(Bloomberg) -- The Thai baht, set to become the worst-performing currency in emerging Asia this quarter, doesn’t look like it’s going to bottom anytime soon, according to Mizuho Bank Ltd.
Foreign funds have pulled a net $3.8 billion from the nation’s equity market since the end of March, the most since at least 1999 on a quarterly basis, amid concerns that an escalation in trade frictions between the U.S. and China will weigh on Thailand’s current-account surplus -- a source of attraction for the country’s currency bulls.
The baht had been the second-best performer in emerging Asia in the first quarter, underscoring the spread of the rout in developing economies to countries with relatively strong fundamentals. Central banks in emerging markets -- from Argentina to Turkey -- have gone on the defensive as a stronger dollar and rising Treasury yields fueled concern that a failure to tighten monetary policy risks a currency selloff and an acceleration in inflation.
“The market’s focus has shifted to trade frictions and the currencies of economies with high dependence to trade are becoming more vulnerable to selloffs,” said Masakatsu Fukaya, an emerging-market currency trader at Mizuho Bank. “My view is that the dollar will remain strong for a while. People are becoming concerned that a trade war will lead to overall shrinkage in global trade, so that could potentially threaten Thailand’s current-account surplus.”
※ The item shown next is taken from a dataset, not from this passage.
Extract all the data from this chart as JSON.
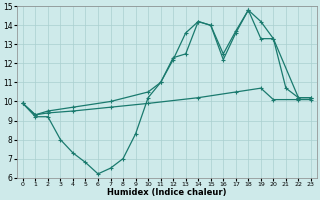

The baht has weakened almost 6 percent against the dollar this quarter to trade at 33.10 as of 2:15 p.m. in Bangkok Thursday. Overseas investors withdrew net $251 million from the bond market since the end of March, the first net quarterly outflows since the last three months of 2016, according to data from the Thai Bond Market Association.
“Factors that supported the first-quarter gains are now turning around to bite the currencies of export-oriented economies,” Mizuho’s Fukaya said. “We may even see the baht test the 33.50 level.”